BW Interview with Stanford's Derrick Bolton

BW has published an informative and lengthy interview with Stanford's Director of Admissions Derrick Bolton. If you are a Stanford applicant either preparing for a R1 interview or drafting and editing your R2 essays, this really is a must-read.

At the same time, while I strongly recommend this interview to Stanford applicants and find much of the advice to be spot on, I vehemently disagree with a few points:

Derrick argues that applicants should not try to stand out because they will end up sounding like all the other applicants trying to do the exact same thing. I completely agree with him that the kernel of an individualistic, unique essay lies within you; unearthing that kernel requires introspection, reflection, and sincerity. Having advised applicants to top business schools for over a decade, I am convinced that most applicants will reveal that unique kernel only when consciously choosing writing techniques and wording that will distinguish them. For more on this topic, please see:

Derrick's response to BW's question about admissions consultants is simply inaccurate and misleading. He says "This is a process that already is expensive and high-stress. In a lot of ways, [the admissions consulting] industry feeds on those two things, and it makes it more expensive and more stressful in a lot of cases."

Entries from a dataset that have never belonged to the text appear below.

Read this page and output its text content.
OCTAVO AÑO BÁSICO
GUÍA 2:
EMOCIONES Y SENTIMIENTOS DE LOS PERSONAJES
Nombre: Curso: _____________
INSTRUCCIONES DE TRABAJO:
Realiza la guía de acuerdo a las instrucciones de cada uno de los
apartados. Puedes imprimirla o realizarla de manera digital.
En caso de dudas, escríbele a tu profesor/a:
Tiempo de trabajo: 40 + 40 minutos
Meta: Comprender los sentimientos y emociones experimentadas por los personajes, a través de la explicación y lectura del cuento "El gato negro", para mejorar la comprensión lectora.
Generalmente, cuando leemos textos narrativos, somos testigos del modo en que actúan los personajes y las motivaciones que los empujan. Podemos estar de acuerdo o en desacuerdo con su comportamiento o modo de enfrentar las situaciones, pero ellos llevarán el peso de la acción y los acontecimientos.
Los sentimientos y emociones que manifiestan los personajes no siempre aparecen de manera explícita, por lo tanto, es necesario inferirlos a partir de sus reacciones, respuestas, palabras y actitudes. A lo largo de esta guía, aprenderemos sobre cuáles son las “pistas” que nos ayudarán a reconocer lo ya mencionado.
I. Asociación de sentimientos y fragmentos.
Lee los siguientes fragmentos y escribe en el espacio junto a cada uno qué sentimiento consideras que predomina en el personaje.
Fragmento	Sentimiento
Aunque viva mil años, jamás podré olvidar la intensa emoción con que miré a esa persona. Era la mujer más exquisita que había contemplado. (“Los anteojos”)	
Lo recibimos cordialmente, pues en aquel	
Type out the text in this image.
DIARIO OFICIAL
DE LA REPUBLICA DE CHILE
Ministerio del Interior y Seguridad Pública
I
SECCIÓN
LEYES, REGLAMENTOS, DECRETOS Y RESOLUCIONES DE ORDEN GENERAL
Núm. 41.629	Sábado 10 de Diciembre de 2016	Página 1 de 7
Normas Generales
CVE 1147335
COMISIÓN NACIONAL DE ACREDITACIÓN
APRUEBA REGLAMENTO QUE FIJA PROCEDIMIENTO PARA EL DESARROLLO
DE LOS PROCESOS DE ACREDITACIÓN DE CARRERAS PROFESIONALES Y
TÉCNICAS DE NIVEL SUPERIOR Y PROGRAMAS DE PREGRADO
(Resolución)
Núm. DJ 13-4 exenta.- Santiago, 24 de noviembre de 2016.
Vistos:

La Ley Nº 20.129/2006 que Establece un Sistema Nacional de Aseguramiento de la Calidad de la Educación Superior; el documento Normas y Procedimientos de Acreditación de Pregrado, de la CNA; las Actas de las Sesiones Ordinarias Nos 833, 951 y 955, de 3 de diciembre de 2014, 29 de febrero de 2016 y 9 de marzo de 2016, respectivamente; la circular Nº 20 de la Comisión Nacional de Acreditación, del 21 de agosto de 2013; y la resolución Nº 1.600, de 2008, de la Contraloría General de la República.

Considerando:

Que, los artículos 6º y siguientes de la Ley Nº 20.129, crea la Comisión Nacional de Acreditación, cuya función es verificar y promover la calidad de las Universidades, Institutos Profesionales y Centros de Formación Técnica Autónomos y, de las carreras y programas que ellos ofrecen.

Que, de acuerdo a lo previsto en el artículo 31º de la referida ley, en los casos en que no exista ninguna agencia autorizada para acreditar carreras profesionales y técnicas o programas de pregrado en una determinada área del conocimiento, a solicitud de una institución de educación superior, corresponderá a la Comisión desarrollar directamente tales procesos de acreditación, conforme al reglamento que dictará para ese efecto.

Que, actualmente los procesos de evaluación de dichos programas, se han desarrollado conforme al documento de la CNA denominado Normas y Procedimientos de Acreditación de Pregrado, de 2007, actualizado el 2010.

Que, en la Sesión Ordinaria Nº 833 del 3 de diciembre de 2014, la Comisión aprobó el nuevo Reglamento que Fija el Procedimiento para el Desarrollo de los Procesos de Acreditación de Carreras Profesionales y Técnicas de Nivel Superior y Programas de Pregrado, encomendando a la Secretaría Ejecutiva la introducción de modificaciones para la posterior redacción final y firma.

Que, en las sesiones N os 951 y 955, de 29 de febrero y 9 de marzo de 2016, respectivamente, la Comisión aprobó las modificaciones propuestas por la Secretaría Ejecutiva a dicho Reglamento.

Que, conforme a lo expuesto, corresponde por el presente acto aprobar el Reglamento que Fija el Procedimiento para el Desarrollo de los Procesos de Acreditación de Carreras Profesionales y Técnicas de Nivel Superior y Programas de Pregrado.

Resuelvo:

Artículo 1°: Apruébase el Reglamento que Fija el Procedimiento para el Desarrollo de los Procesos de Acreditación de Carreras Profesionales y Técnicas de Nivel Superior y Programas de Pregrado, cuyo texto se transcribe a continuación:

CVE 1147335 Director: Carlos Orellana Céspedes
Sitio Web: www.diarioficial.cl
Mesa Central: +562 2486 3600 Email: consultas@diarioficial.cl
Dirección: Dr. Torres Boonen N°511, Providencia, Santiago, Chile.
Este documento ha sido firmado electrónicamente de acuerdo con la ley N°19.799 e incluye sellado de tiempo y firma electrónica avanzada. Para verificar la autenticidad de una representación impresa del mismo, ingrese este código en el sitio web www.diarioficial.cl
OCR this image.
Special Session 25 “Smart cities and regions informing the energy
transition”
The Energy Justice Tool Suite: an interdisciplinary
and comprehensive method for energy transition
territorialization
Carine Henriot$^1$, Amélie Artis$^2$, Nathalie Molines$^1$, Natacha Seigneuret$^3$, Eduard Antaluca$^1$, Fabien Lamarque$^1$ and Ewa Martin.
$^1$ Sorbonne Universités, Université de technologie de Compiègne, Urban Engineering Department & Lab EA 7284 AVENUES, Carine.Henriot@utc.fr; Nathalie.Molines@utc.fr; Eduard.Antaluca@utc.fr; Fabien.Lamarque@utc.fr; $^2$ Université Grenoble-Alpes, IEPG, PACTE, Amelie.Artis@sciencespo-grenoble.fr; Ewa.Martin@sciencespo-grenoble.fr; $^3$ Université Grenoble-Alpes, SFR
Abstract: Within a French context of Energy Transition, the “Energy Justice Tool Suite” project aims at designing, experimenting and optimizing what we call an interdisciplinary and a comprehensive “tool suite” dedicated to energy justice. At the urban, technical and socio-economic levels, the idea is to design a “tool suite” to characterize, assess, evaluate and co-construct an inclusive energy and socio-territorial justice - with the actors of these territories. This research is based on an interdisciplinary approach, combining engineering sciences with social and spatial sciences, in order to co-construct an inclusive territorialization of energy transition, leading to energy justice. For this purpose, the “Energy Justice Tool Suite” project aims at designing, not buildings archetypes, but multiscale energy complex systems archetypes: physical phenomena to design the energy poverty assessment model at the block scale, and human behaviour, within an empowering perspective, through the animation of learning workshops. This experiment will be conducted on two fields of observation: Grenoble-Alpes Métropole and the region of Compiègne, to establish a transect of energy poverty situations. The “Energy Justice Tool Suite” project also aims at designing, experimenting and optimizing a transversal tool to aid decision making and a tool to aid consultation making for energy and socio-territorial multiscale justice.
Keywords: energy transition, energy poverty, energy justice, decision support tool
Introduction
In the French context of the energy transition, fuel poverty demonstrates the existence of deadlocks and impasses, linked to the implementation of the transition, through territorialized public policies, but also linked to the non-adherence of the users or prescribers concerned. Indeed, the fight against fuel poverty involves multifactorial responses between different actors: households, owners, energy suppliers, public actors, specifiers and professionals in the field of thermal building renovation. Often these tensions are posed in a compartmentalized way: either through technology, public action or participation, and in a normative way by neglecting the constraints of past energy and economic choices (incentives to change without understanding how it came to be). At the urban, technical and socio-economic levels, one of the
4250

Give me a break. The schools contribute to the stress and raise tuition annually.

It is specious to isolate the cost of the application process from the overall cost of an MBA because the financial benefits of an MBA justify both the much larger investment in a graduate business education as well as a smaller investment in GMAT prep or admissions consulting. The two biggest costs of pursuing an MBA are tuition and the opportunity cost of leaving the work force. Either one of these factors dwarfs any fees paid to admissions consultants. In the words of an Accepted client, "Your fees are a rounding error in the cost of my MBA." Tuition paid to the schools is certainly the largest out-of-pocket expense.

The stress that Derrick laments comes from the intense competition to gain acceptance to schools like Stanford. In fairness, the competition and consequent stress stem primarily from the higher ranked programs' reputation for educational quality and the significantly higher average starting salary earned by their graduates. I certainly don’t believe that Derrick wants to reduce educational quality or damage Stanford's reputation to lower applicants' stress levels. But the schools are not innocent bystanders when it comes to the stress of the MBA application process: They nurture that competition to enhance their reputations and brand and to ensure the widest pool of candidates to pick from.